Six months into West Africa’s Ebola crisis, the international community is finally heading calls for substantial intervention in the region.
On September 16, President Obama announced a multimillion-dollar U.S. response to the spreading contagion. The crisis, which began in March 2014, has killed over 2,600 people, an alarming figure that experts say will rise quickly if the disease is not contained. Obama’s announcement comes on the heels of growing international impatience with what critics have called the U.S. government’s “infuriatingly” slow response to the outbreak.
Assistance efforts have already stoked controversy, with a noticeable privilege of care being afforded to foreign healthcare workers over Africans.

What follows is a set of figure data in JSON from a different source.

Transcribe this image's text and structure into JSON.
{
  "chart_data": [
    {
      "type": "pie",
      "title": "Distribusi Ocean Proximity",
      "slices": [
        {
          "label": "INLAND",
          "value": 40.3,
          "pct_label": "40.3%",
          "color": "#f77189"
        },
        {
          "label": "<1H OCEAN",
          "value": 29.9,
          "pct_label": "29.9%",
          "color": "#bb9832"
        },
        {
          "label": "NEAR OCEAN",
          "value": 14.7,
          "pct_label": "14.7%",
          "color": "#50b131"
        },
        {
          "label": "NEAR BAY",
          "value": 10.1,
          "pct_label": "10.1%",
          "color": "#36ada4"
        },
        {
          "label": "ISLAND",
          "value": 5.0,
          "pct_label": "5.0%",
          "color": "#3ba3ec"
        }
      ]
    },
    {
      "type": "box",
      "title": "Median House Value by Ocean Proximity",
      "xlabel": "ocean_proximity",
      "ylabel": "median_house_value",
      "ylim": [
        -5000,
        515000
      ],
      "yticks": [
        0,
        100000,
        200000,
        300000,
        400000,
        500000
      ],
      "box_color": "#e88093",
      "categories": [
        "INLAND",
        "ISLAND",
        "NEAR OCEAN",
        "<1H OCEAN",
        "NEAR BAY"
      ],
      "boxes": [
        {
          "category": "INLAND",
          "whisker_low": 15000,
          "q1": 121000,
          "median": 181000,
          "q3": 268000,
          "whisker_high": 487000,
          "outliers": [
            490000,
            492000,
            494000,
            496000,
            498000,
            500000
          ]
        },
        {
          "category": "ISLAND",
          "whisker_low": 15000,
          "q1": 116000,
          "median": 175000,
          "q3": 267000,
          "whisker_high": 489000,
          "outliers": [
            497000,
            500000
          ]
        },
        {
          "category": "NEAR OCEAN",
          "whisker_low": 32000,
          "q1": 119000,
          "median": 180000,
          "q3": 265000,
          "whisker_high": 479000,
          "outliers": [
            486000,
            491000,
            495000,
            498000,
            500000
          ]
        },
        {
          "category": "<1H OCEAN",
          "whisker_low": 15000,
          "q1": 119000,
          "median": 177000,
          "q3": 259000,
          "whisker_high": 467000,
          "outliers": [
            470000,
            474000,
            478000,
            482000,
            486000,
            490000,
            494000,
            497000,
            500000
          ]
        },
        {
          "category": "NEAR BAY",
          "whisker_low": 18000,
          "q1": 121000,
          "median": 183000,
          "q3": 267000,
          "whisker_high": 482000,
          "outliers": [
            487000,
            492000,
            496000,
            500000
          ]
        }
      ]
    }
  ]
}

After two infected American missionaries were administered Zmapp, a life-saving experimental drug, controversy exploded when reports emerged that Doctors Without Borders had previously decided not to administer it to the Sierra Leonean doctor Sheik Umar Khan, who succumbed to Ebola after helping to lead the country’s fight against the disease. The World Health Organization similarly refused to evacuate the prominent Sierra Leonean doctor Olivet Buck, who later died of the disease as well. The Pentagon provoked its own controversy when it announced plans to deploy a $22 million, 25-bed U.S. military field hospital—reportedly for foreign health workers only.
One particular component of the latest assistance package promises to be controversial as well: namely, the deployment of 3,000 U.S. troops to Liberia, where the U.S. Africa Command (AFRICOM) will establish a joint command operations base to serve as a logistics and training center for medical responders.
According to Think Progress, this number represents “nearly two-thirds of AFRICOM’s 4,800 assigned personnel” who will coordinate with civilian organizations to distribute supplies and construct up to 17 treatment centers. It’s unclear whether any U.S. healthcare personnel will actually treat patients, but according to the White House, “the U.S. Government will help recruit and organize medical personnel to staff” the centers and “establish a site to train up to 500 health care providers per week.” The latter begs the question of practicality, and where these would-be health workers will be recruited from.
According to the Obama administration, the package was requested directly by Liberian President Ellen Johnson Sirleaf. (Notably, Liberia was the only African nation to offer to host AFRICOM’s headquarters in 2008, an offer AFRICOM declined and decided to set up in Germany instead). But in a country still recovering from decades of civil war, this move was not welcomed by all. “Every Liberian I speak with is having acute anxiety attacks,” said Liberian writer Stephanie C. Horton. “We knew this was coming but the sense of mounting doom is emotional devastation.”
Few would oppose a robust U.S. response to the Ebola crisis, but the militarized nature of the White House plan comes in the context of a broader U.S.-led militarization of the region. The soldiers in Liberia, after all, will not be the only American troops on the African continent. In the six years of AFRICOM’s existence, the U.S. military has steadily and quietly been building its presence on the continent through drone bases and partnerships with local militaries. This is what’s known as the “new normal“: drone strikes, partnerships to train and equip African troops (including those with troubled human rights records), reconnaissance missions, and multinational training operations.
To build PR for its military exercises, AFRICOM relies on soft-power tactics: vibrant social media pages, academic symposia, and humanitarian programming. But such militarized humanitarianism—such as building schools and hospitals and responding to disease outbreaks—also plays more strategic, practical purpose: it allows military personnel to train in new environments, gather local experience and tactical data, and build diplomatic relations with host countries and communities.
TomDispatch’s Nick Turse, one of the foremost reporters on the militarization of Africa, noted that a recent report from the U.S. Department of Defense “found failures in planning, executing, tracking, and documenting such projects,” leaving big questions about their efficacy.
Perhaps more importantly, experts have warned that the provision of humanitarian assistance by uniformed soldiers could have dangerous, destabilizing effects, especially in countries with long histories of civil conflict, such as Liberia and Sierra Leone. At the outset of the crisis, for example, efforts by Liberian troops to forcefully quarantine the residents of West Point, a community in the capital of Monrovia, led to deadly clashes. Some public health advocates worry that the presence of armed troops could provoke similar incidents.
The U.S. operation in Liberia warrants many questions. Will military contractors be used in the construction of facilities and execution of programs? Will the U.S.-built treatment centers be temporary or permanent? Will the treatment centers double as research labs? What is the timeline for exiting the country? And perhaps most significantly for the long term, will the Liberian operation base serve as a staging ground for non-Ebola related military operations?
The use of the U.S. military in this operation should raise red flags for the American public as well. After all, if the military truly is the governmental institution best equipped to handle this outbreak, it speaks worlds about the neglect of civilian programs at home as well as abroad.